Astronomers have captured one of the universe's most dramatic moments - the instant a massive star exploded and the blast broke through the star's surface. The rare event, observed with the European Southern Observatory's Very Large Telescope, gave scientists an unprecedented look at a star's final seconds. A University of Hawaiʻi astronomer was part of the international team that raced to record and study the supernova in real time.

For the first time, researchers were able to map the three-dimensional shape of a stellar explosion as it unfolded. Their discovery, published in Science Advances, offers new clues about how giant stars live, die, and transform into supernovae that enrich the cosmos with the elements needed for life.

Chris Ashall, an assistant astronomer at the UH Mānoa Institute for Astronomy, was part of the global team that zeroed in on the stellar explosion known as SN 2024ggi. The supernova was first spotted in April 2024 in the nearby galaxy NGC 3621, 22 million light-years away in the constellation Hydra.

"As soon as the alert came in, we knew this was the kind of a relatively nearby explosion you might see once in a decade," said Ashall. "If we could move fast enough, we had a chance to watch the blast wave literally breaking out of the star's surface."

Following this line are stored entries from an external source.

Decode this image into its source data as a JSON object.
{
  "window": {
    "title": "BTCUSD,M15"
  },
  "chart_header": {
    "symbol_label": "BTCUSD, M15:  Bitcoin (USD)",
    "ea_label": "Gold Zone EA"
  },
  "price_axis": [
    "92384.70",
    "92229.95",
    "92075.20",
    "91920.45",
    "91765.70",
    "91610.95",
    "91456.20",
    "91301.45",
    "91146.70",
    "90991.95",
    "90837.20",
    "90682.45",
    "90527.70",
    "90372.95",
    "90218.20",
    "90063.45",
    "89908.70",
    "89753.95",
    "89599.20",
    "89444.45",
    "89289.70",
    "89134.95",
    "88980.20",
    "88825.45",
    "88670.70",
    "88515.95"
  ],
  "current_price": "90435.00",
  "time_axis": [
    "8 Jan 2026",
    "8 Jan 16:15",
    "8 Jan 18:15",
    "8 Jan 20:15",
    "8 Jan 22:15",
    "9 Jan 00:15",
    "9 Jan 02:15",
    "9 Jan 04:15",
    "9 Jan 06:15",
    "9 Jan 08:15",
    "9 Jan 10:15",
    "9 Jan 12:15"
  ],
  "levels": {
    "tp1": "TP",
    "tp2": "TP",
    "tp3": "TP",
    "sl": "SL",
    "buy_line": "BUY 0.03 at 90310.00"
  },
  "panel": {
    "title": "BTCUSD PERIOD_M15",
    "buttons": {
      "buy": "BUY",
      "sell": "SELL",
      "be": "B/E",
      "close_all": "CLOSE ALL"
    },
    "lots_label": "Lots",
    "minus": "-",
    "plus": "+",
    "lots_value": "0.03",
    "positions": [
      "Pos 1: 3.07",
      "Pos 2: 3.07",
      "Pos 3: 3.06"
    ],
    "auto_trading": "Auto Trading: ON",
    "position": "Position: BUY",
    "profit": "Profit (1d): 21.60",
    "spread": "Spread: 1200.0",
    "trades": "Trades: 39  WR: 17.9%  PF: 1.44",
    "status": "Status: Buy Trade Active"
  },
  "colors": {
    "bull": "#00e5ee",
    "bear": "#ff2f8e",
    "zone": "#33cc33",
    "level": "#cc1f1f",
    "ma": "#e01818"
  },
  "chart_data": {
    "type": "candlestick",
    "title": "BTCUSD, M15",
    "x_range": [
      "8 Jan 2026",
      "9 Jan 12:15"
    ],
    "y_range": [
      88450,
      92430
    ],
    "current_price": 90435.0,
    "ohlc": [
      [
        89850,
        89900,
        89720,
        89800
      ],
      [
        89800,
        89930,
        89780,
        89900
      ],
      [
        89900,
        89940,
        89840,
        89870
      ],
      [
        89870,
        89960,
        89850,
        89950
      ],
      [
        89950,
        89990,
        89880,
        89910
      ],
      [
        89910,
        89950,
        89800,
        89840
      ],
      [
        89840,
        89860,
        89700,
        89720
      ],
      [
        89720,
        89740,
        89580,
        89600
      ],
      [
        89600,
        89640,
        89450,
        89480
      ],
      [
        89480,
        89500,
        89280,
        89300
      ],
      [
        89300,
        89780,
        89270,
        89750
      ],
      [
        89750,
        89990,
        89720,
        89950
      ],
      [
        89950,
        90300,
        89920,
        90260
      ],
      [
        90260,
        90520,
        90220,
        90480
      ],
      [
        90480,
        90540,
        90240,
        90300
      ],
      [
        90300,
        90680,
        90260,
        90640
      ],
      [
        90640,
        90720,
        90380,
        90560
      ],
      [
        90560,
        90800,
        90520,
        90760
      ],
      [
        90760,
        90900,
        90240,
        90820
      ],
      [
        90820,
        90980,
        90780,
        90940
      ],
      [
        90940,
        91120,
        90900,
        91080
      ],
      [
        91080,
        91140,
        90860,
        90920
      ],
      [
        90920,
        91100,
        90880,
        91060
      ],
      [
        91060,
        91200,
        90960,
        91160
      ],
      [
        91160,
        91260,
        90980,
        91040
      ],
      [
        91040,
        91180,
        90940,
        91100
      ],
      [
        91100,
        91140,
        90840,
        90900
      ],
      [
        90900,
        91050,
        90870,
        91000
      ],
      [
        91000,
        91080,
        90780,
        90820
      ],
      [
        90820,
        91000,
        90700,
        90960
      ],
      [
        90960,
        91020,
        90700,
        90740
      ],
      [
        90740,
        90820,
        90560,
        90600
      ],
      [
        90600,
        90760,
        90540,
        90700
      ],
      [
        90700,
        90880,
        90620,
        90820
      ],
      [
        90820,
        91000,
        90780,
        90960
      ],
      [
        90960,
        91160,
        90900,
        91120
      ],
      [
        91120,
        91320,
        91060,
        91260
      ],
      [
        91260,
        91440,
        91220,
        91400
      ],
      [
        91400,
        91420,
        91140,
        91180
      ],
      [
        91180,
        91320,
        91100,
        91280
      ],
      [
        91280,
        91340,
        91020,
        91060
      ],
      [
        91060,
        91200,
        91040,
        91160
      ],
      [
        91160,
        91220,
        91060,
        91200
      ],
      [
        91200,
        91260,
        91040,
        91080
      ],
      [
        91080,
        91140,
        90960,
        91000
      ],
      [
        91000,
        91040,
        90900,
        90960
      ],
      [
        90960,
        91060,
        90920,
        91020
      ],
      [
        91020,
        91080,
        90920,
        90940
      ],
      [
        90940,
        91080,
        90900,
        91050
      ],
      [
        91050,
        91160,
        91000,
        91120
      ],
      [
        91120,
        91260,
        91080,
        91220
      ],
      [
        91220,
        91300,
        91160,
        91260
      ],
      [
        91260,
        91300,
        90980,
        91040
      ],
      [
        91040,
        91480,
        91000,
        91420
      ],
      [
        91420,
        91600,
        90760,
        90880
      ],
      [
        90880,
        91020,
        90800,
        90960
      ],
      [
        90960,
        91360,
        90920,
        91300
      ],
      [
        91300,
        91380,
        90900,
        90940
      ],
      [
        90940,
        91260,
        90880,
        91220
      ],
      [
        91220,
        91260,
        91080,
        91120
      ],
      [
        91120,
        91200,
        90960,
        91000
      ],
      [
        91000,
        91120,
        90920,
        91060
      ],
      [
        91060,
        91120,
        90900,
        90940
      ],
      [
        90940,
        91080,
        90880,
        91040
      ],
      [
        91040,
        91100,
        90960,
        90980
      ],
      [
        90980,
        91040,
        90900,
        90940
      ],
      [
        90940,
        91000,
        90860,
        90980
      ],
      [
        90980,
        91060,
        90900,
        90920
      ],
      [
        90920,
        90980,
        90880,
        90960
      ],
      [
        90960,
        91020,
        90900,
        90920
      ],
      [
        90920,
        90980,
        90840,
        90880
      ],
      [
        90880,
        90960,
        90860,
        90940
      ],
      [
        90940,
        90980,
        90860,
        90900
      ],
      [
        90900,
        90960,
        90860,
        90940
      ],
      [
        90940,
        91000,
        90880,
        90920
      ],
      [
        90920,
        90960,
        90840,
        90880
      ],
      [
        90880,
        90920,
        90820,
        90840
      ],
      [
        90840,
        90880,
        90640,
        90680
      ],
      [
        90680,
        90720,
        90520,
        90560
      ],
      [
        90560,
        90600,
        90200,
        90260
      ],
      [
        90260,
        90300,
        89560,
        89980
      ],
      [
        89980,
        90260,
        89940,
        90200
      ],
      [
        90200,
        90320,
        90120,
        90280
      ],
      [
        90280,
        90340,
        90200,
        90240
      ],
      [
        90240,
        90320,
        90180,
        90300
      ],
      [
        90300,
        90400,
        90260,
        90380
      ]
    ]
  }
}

Racing to capture observations

Within hours of the discovery, the international team submitted an urgent observation request to the European Southern Observatory. Ashall helped with this effort, prompting the Very Large Telescope in Chile to target the supernova just 26 hours after it was first spotted.

​​The team used a technique called spectropolarimetry, which measures how light of different colors is polarized, to reveal the three-dimensional shape of the exploding material. They discovered that the explosion was elongated, more like an olive than a sphere. As it expanded and hit surrounding gas, the blast began to flatten but kept the same orientation, hinting that many massive stars may collapse in the same way.

The dying star was a red supergiant about 12-15 times heavier than the Sun and roughly 500 times larger. Studying its shape offers new insight into how massive stars evolve and lose mass before they die.

"This shows what's possible when you combine fast alerts, flexible telescopes, and a global team," said Ashall.

Peering deeper

Ashall's team at IfA is following the supernova with NASA's James Webb Space Telescope. Early results show clumpy debris where new molecules form, helping create one of the most detailed 3D views ever of a massive star's final moments.